Funny thing is, in her day, Ferber was considered quite the feminist. While I understand this is reflected more in some of her other works, I certainly did glean a bit of this from the short stories collected in Buttered Side Down. Where London failed in character development, Ferber is a master. Most of her stories were 10 pages or less and yet, she artfully created characters that were instantly real, lovable and detestable. Her women characters were untimely headstrong, focused, and often pert and sassy.

This was just a tiny little book and I knocked it out in a day. Ferber made it easy. Buttered Side Down was well worth my time.

Last night, not having enough of Ferber yet, I started into another short story collection, Cheerful – By Request. I’m a little over a 1/3 of the way through.
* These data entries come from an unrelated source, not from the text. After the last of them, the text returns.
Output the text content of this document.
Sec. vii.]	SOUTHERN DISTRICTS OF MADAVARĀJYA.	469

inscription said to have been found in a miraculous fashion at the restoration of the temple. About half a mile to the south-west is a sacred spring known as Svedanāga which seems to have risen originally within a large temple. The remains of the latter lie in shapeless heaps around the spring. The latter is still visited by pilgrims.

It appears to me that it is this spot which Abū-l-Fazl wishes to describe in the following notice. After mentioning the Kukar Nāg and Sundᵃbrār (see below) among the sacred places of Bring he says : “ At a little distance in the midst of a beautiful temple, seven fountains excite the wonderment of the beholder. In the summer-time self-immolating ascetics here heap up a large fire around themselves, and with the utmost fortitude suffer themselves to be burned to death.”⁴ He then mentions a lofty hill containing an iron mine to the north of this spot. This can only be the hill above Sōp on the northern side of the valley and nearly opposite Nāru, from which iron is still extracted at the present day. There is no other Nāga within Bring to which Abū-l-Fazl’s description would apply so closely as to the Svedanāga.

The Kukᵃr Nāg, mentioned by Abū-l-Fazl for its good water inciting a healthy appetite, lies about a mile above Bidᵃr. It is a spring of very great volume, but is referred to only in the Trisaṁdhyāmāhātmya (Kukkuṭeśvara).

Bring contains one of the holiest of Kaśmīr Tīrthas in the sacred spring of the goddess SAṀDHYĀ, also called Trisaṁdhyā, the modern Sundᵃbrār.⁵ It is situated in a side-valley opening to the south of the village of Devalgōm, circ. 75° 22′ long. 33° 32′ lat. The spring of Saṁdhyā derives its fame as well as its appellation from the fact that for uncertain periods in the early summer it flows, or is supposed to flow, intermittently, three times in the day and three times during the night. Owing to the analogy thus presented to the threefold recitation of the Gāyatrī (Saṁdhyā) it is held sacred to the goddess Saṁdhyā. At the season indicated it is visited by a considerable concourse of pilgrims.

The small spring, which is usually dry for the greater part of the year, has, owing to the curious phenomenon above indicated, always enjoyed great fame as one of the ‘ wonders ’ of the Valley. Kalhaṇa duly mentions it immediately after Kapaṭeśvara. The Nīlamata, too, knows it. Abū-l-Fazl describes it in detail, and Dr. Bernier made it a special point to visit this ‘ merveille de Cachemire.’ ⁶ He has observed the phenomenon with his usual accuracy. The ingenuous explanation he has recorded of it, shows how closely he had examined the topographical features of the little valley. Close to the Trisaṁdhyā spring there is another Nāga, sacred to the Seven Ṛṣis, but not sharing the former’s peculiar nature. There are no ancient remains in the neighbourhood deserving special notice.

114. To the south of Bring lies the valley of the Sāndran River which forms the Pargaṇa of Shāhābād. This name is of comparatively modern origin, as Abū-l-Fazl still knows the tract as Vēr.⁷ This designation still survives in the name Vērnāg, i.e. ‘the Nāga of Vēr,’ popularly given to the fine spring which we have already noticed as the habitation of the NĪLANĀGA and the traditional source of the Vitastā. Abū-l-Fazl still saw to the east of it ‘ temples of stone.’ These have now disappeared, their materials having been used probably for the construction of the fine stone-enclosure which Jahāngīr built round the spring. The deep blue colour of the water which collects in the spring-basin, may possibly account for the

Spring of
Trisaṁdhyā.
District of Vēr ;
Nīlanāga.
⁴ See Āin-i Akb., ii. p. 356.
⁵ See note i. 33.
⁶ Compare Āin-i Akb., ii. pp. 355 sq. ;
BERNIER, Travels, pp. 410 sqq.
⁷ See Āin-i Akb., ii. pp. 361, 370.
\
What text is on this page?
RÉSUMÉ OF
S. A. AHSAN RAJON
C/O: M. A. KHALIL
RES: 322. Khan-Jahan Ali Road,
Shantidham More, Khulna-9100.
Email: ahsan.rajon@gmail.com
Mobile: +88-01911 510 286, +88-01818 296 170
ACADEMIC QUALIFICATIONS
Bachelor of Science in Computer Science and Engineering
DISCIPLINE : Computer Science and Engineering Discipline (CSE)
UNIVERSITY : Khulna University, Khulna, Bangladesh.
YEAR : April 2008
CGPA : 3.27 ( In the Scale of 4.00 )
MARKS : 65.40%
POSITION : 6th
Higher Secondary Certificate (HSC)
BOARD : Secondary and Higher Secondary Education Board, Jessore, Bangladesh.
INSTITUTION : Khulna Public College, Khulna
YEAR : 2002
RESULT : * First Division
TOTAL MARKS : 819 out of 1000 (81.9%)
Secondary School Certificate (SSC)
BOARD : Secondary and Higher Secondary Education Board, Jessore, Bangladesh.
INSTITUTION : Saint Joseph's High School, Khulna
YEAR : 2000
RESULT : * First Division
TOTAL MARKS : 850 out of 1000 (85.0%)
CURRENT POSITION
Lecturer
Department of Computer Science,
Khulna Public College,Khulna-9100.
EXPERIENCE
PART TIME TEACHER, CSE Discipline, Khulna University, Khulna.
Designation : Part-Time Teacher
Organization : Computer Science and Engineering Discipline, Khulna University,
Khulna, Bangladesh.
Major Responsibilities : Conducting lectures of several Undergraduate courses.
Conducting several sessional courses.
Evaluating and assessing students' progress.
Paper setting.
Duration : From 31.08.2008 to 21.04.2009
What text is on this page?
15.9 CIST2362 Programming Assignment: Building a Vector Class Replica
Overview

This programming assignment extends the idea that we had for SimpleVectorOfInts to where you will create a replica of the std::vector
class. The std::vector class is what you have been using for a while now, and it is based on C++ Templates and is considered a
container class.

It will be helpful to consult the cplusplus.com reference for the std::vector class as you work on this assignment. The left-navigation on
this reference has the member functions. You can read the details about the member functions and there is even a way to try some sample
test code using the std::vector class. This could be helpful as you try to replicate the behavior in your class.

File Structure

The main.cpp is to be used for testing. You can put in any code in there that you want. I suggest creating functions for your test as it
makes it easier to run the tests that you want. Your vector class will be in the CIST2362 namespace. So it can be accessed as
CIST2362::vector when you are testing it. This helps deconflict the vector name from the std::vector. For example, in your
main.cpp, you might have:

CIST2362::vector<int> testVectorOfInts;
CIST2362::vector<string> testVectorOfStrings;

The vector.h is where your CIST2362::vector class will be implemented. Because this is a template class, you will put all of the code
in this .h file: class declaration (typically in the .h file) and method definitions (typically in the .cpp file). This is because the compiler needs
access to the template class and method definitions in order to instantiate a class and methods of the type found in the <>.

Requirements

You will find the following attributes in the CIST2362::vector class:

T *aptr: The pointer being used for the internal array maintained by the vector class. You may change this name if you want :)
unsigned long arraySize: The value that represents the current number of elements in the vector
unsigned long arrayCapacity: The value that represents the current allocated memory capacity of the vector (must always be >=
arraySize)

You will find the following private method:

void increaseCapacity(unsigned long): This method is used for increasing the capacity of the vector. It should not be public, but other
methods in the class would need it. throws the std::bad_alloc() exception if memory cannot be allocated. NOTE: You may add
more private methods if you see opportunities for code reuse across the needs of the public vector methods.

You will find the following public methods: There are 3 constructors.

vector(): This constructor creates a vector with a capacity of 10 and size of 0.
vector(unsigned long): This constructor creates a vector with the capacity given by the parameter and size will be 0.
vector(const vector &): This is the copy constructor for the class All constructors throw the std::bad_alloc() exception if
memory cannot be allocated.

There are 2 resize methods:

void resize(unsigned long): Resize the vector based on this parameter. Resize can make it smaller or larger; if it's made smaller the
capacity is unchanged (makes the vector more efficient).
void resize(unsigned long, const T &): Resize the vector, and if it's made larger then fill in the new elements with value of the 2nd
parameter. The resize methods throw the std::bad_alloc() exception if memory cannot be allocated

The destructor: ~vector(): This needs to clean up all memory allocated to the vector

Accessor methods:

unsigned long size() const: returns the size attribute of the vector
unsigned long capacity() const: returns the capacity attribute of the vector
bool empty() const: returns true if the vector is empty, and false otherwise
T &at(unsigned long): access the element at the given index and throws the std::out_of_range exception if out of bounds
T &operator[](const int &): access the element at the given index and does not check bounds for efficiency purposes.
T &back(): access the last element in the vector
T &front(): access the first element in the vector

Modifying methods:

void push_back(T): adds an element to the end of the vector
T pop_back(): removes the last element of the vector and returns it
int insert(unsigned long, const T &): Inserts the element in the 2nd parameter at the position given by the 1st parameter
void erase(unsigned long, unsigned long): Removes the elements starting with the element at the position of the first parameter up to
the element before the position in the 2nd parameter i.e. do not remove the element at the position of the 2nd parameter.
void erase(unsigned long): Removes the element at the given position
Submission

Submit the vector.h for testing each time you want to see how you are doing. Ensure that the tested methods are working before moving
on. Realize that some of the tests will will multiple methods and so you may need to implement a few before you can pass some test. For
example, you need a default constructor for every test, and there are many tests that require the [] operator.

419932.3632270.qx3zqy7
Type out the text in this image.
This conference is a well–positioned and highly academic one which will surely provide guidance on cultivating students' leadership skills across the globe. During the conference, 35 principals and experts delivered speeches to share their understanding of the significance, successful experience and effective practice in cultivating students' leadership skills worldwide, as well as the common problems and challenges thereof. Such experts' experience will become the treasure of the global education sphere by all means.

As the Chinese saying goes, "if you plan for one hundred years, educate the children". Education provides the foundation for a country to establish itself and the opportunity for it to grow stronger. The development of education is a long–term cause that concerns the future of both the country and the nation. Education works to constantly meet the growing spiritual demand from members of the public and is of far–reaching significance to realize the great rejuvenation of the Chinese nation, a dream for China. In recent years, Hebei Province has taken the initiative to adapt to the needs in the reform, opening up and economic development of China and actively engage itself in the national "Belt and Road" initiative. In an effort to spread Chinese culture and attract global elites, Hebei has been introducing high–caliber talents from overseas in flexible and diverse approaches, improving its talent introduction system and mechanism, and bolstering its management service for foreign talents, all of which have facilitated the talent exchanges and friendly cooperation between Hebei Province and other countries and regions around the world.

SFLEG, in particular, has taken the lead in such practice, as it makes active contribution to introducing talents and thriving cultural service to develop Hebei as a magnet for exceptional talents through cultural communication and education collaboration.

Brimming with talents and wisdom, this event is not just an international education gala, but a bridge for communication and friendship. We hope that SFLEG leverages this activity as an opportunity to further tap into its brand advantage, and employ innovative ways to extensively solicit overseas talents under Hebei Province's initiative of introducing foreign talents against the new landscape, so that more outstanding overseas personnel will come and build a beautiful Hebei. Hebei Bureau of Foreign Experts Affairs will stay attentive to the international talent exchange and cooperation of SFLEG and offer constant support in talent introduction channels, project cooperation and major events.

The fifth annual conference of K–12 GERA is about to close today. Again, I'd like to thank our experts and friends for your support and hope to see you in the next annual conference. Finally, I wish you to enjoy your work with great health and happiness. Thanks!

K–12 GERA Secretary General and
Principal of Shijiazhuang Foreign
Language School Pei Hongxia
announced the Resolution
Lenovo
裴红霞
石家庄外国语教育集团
I’ll try post a review when I’m done – if only for my edification. The old brain ain’t what it used to be and I need to record this stuff so I don’t reread something I didn’t like.

No Offense

Filed under: — Jaime @ 9:13 am

No offense but…When the conversation starts this way, you know you are about to be on the receiving end of an offense; unless, of course, it is you who is initiating the conversation in this way. This friendly qualifying phrase gives us license to deride and insult others under the guise of constructive criticism.

No offense but that dress makes you look fat.
No offense but your take on (pick an issue) is patently absurd.
No offense but your kids are brats.
No offense but your house needs some work.
No offense but your dog smells.

The English language, the only one with which I am intimately familiar, is full of such qualifying phrases. In our efforts to be courteous and well-mannered we’ve mastered the art of the polite insult.

No offense but this blog entry sucks.